Le soudard était simplement un soldat, un combattant recevant une solde, en ancien français une soude. Le mot n’avait rien de péjoratif : Ainsi tousjours la Victoire, Mon Roy, sur tes estendars Se puisse asseoir, et la gloire Sur le front de tes soudars. Belleau, Petites Inventions, Chant de triomphe. — Mais l’Italie nous donne solde et soldat. Devant ces mots à la mode, soude disparaît, et le soudard n’est plus qu’un soldat brutal et grossier.

Coquin désignait un mendiant : Qui fait les coquins mandier ? C’est qu’ils n’ont en leurs maisons dequoy leur sac emplir. Rabelais, III, 14. — Un coquin pouvait, être un très honnête homme. Mais la pitié est voisine du dédain, du mépris, et, de l’idée d’extrême pauvreté, de mendicité, on passe facilement à une idée plus défavorable. C’est ce qui s’est produit aussi pour le mot gredin, qui autrefois a servi également à désigner un mendiant.

Faquin, venu d’Italie, avait apporté son sens italien de portefaix : Vous y voyez plus de mille facquins, portans sur leurs dos pour un liard la charge d’un grand mulet. Trad. de Folengo, Merlin Coccaie, L. XII (I, 322). — Puis le mot, devenant le nom typique d’un homme brutal, grossier, est un terme injurieux.

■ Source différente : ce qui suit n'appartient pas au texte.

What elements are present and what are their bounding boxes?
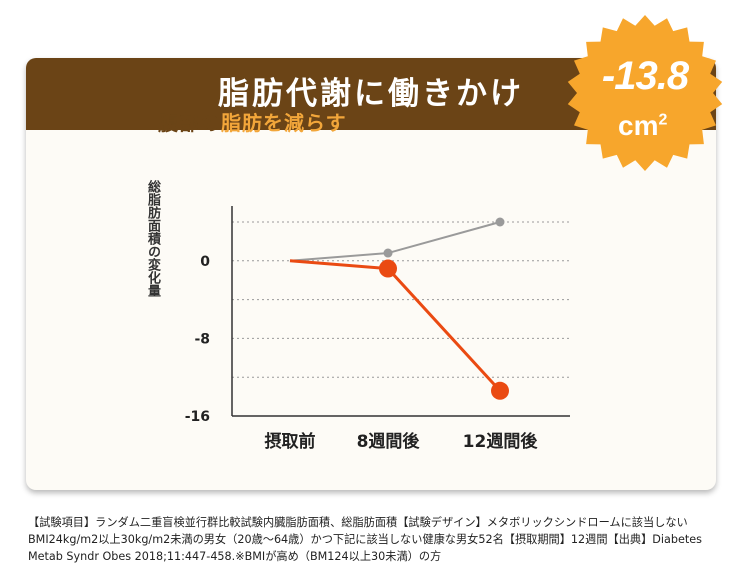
badge-unit-text: cm	[618, 110, 659, 141]
y-axis-label: 総脂肪面積の変化量	[145, 180, 160, 297]
y-tick-label: -8	[194, 331, 210, 347]
series-line	[289, 259, 502, 392]
x-tick-label: 8週間後	[357, 431, 421, 452]
badge-unit: cm2	[618, 110, 667, 142]
chart-title-part2: 脂肪を減らす	[221, 111, 347, 135]
series-line	[289, 221, 501, 262]
badge-starburst	[567, 15, 723, 171]
data-point	[383, 248, 393, 258]
y-tick-label: 0	[200, 254, 210, 270]
data-point	[491, 381, 509, 400]
badge-value: -13.8	[601, 54, 689, 98]
study-footnote: 【試験項目】ランダム二重盲検並行群比較試験内臓脂肪面積、総脂肪面積【試験デザイン…	[28, 516, 702, 563]
y-tick-label: -16	[185, 409, 210, 425]
chart-title-part1: 腹部の	[158, 111, 221, 135]
data-point	[495, 217, 505, 227]
data-point	[379, 259, 397, 278]
x-tick-label: 摂取前	[265, 431, 316, 452]
badge-unit-exponent: 2	[658, 111, 668, 129]
banner-title: 脂肪代謝に働きかけ	[218, 76, 524, 112]
chart-title: 腹部の脂肪を減らす	[158, 110, 347, 136]
x-tick-label: 12週間後	[463, 431, 539, 452]
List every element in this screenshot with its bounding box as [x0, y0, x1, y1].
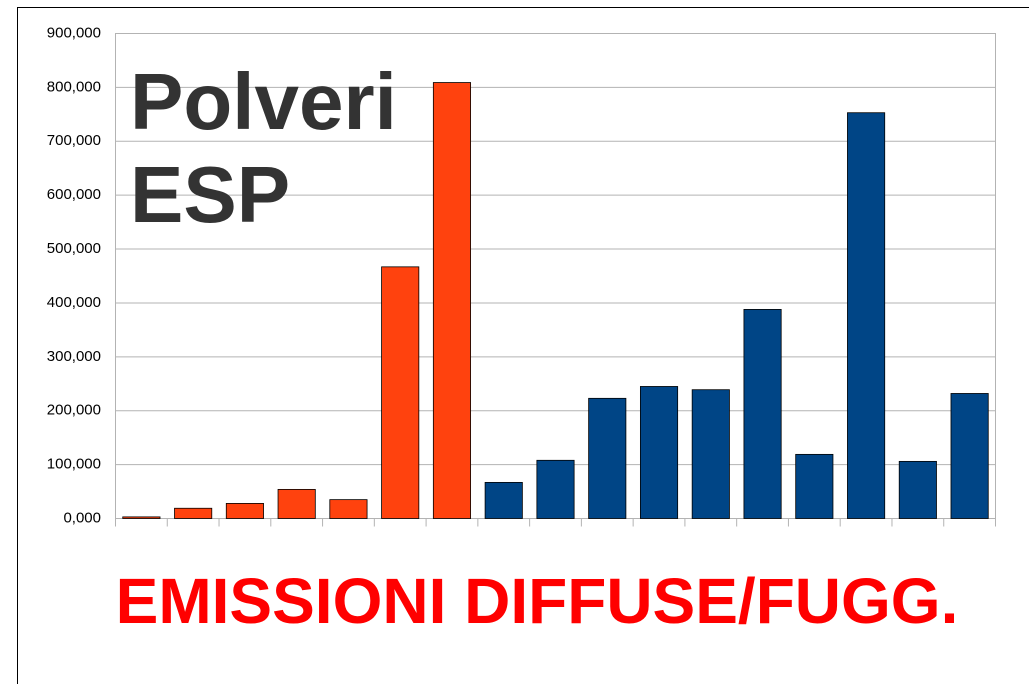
bar: [122, 516, 161, 519]
y-tick-label: 700,000: [47, 132, 101, 149]
bar: [639, 386, 679, 519]
annotation: ESP: [130, 150, 290, 239]
bar: [432, 82, 472, 519]
bar: [225, 503, 264, 519]
y-tick-label: 400,000: [47, 294, 101, 311]
bar: [847, 112, 886, 519]
y-tick-label: 100,000: [47, 456, 101, 473]
y-tick-label: 900,000: [47, 24, 101, 41]
y-tick-label: 500,000: [47, 240, 101, 257]
y-tick-label: 0,000: [63, 509, 101, 526]
y-tick-label: 800,000: [47, 78, 101, 95]
bar: [484, 481, 523, 519]
footer-title: EMISSIONI DIFFUSE/FUGG.: [116, 565, 959, 637]
bar: [950, 393, 989, 519]
bar: [536, 459, 575, 519]
bar: [277, 488, 316, 519]
bar: [898, 460, 937, 519]
bar: [691, 389, 730, 519]
bars: [122, 82, 989, 519]
y-tick-label: 300,000: [47, 348, 101, 365]
bar: [174, 507, 213, 519]
annotation: Polveri: [130, 57, 397, 146]
y-tick-label: 200,000: [47, 402, 101, 419]
bar: [743, 309, 782, 519]
y-tick-label: 600,000: [47, 186, 101, 203]
bar: [795, 453, 834, 519]
bar: [588, 397, 627, 519]
bar: [329, 499, 368, 519]
frame: [17, 7, 1029, 684]
bar: [381, 266, 420, 519]
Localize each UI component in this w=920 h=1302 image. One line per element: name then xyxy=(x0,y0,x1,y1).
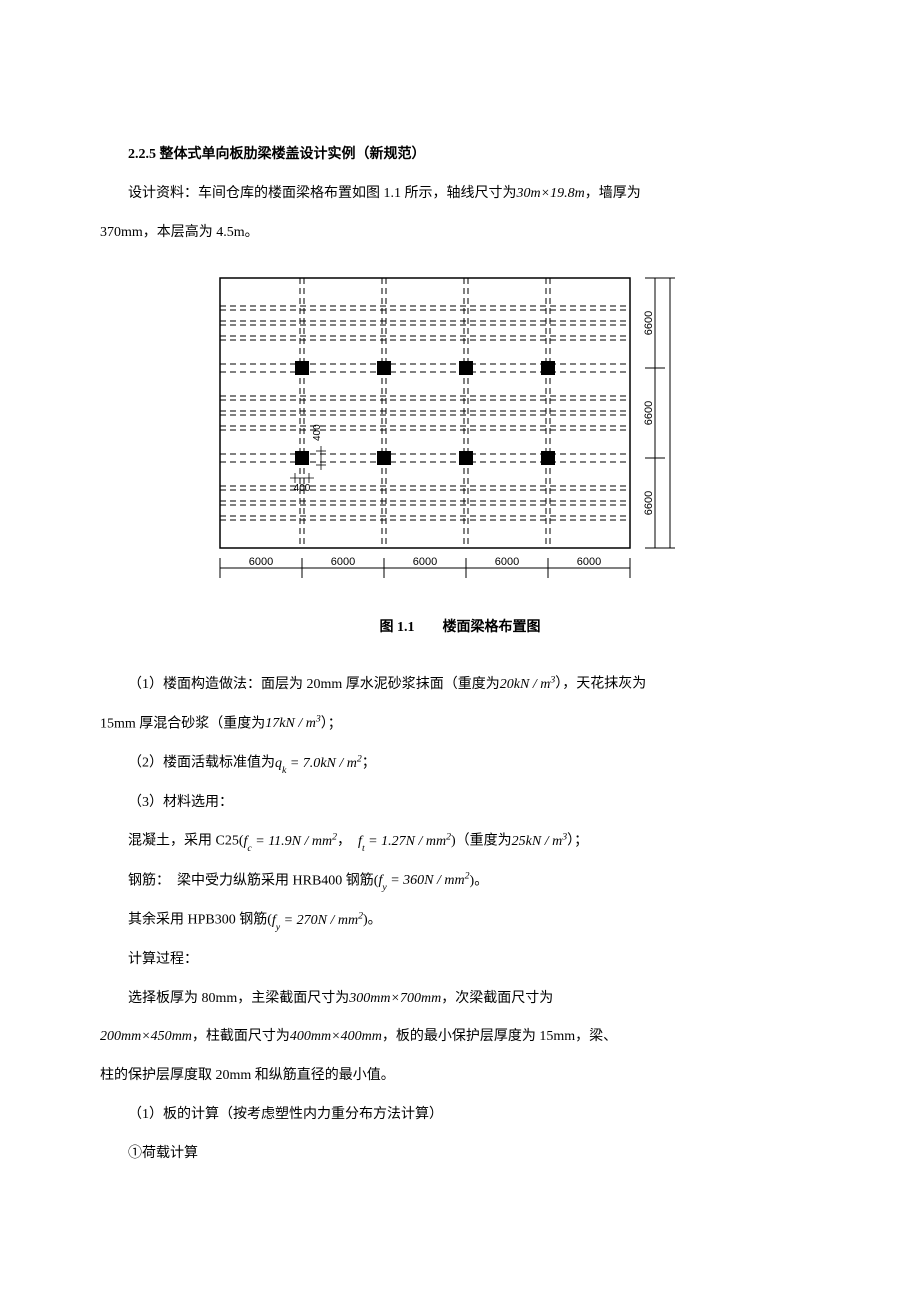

Pedant, lui aussi, venait d’Italie et désignait étymologiquement un homme qui instruit les enfants : Des Roys de Macedoine… il s’en fait des menuysiers et greffiers à Rome des tyrans de Sicile, des pelants à Corinthe. Montaigne, I, 18. — A l’idée que contenait ce mot s’ajoutait souvent celle de certains défauts remarqués chez des pédants sots et maladroits. Régnier nous montre que le mot n’était pas encore forcément péjoratif, puisque, dans son portrait du pédant ridicule, il appelle Aristote le pédant d’Alexandre : Un Pedant, animal domestique, De qui la mine rogue et le parler confus, Les cheveux gras et longs, et les sourcils touffus Faisoient par leur sçavoir, comme il faisoit entendre, La figue sur le nez au Pedant d’Alexandre. Sat. 10.

Garse avait simplement le sens de fille : Luy, venant icy, et sa femme, amenerent une petite gare qu’ils avoient prise pour leur fille. Jean de la Taille, le Negromant, I, 2. — C’est par euphémisme sans doute qu’on l’a employé au lieu d’un mot plus significatif, dont il est vite devenu l’équivalent exact.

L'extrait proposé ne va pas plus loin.